Oil jumps, crude draw outweighs OPEC hike

Oil prices rose on Wednesday after U.S. weekly inventory data showed crude stockpiles falling to their lowest level in six months, while Hurricane Ivan's passage toward the Gulf of Mexico further heightened supply fears.

New York light crude (CLc1) rose 69 cents to $45.08 after touching a two-week peak of $45.30 as news of the tighter crude supply picture overrode OPEC's attempt to calm the market with a four percent hike in official output.

The U.S. government Energy Information Administration said commercial crude inventories fell 7.1 million barrels to 278.6 million barrels in the week to Sept 10, taking crude stocks to their lowest since late February.

A 1.7 million-barrel distillate build mitigated some of the bullish sentiment. Traders are focusing more on distillates, particularly heating oil, as the northern hemisphere winter approaches.
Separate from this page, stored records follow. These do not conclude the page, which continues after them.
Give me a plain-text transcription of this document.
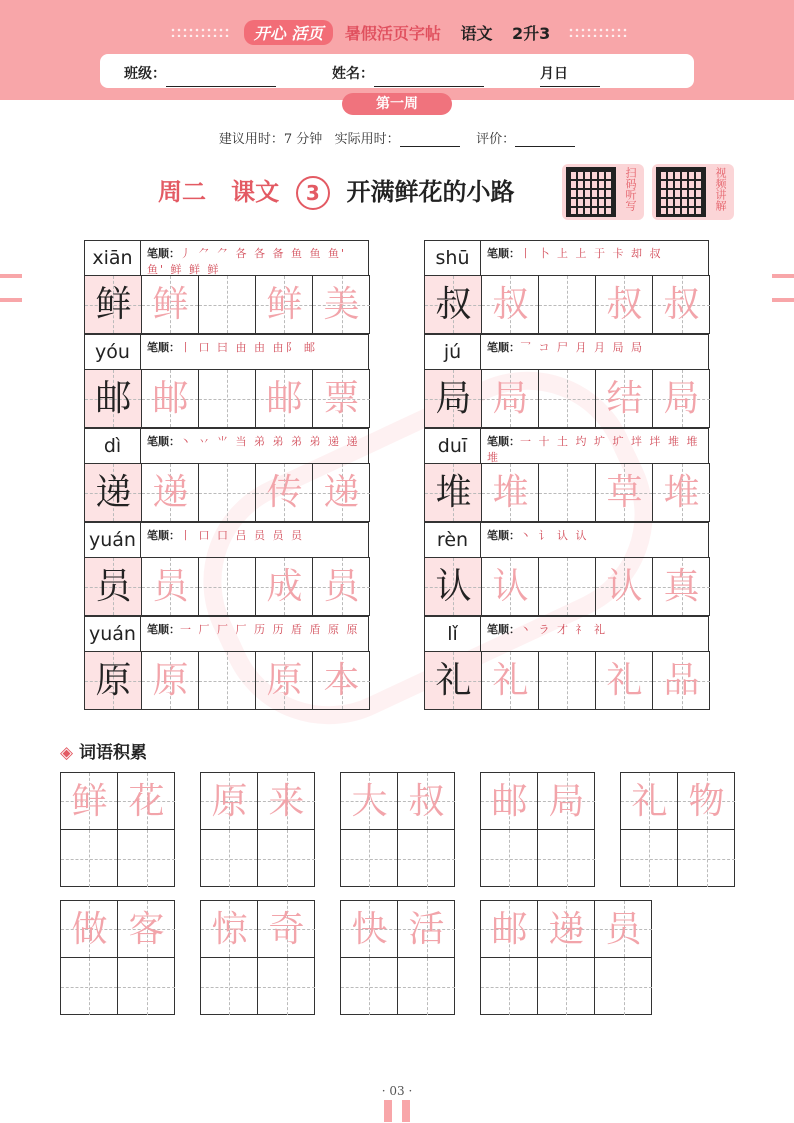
开心 活页 暑假活页字帖 语文 2升3
班级：	姓名：	月
日
第一周
建议用时：7 分钟 实际用时：	评价：
周二 课文 3 开满鲜花的小路	扫码听写	视频讲解
xiān	笔顺：丿 ⺈ ⺈ 各 各 备 鱼 鱼 鱼' 鱼' 鲜 鲜 鲜
鲜 鲜 鲜 美
yóu	笔顺：丨 口 曰 由 由 由阝 邮
邮 邮 邮 票
dì	笔顺：丶 丷 ⺌ 当 弟 弟 弟 弟 递 递
递 递 传 递
yuán	笔顺：丨 口 口 吕 员 员 员
员 员 成 员
yuán	笔顺：一 厂 厂 厂 历 历 盾 盾 原 原
原 原 原 本
shū	笔顺：丨 卜 上 上 于 卡 却 叔
叔 叔 叔 叔
jú	笔顺：乛 コ 尸 月 月 局 局
局 局 结 局
duī	笔顺：一 十 土 圴 圹 圹 坢 坢 堆 堆 堆
堆 堆 草 堆
rèn	笔顺：丶 讠 认 认
认 认 认 真
lǐ	笔顺：丶 ラ 才 礻 礼
礼 礼 礼 品
◈ 词语积累
鲜 花 原 来 大 叔 邮 局 礼 物
做 客 惊 奇 快 活 邮 递 员
· 03 ·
The EIA said heating oil stocks rose 1.7 million barrels to 53.1 million.“This is an extremely bullish report, with the big draw on crude stocks in the DOE (EIA) report,” said Phil Flynn, market analyst at Alaron Trading.

Analysts said delays due to recent hurricanes could have contributed to lower crude imports, which fell about 800,000 barrels per day to just under 10 million bpd.

But with Hurricane Ivan, one of the fiercest Atlantic storms on record, still sweeping toward the Gulf of Mexico where 25 percent of U.S. oil and gas is produced, more disruptions looked likely to come through into next week's inventory figures.

Oil companies had shut just over one million barrels per day (bpd), or 61 percent, of offshore crude oil output on Tuesday, according to the U.S. Minerals Management Service.

Continued suspension of crude exports from northern Iraq due to pipeline sabotage also fostered bullish sentiment.

OPEC AGREES TO HIKE FORMAL OUTPUT

OPEC agreed at its meeting in Vienna to raise formal output limits by one million barrels a day, four percent, to 27 million bpd, Venezuelan Oil Minister Rafael Ramirez confirmed.

New supply quotas in the Organization of the Petroleum Exporting Countries will be effective from November 1.OPEC will meet again on December 6 in Cairo, Kuwaiti Oil Minister Sheik Ahmad al-Fahd al-Sabah said.He said OPEC had made no change to its $22-$28 price target.

The million barrel quota hike is designed to underline OPEC's intent to bring crude prices back below $40 a barrel.Saudi Oil Minister Ali al-Naimi reiterated on Wednesday that current prices were too high, but said there was no sign that the market's strength was damaging demand.

Oil prices have remained stubbornly high despite OPEC lifting supplies this summer to a 25-year high to meet demand growth led by China's booming economy.

Wednesday's deal will do little to change real supplies -- OPEC is already pumping some two million bpd over existing limits of 26 million bpd.

“We would see this as more of a housekeeping exercise rather than being of any immediate significance for prices,” wrote analysts at Barclays Capital.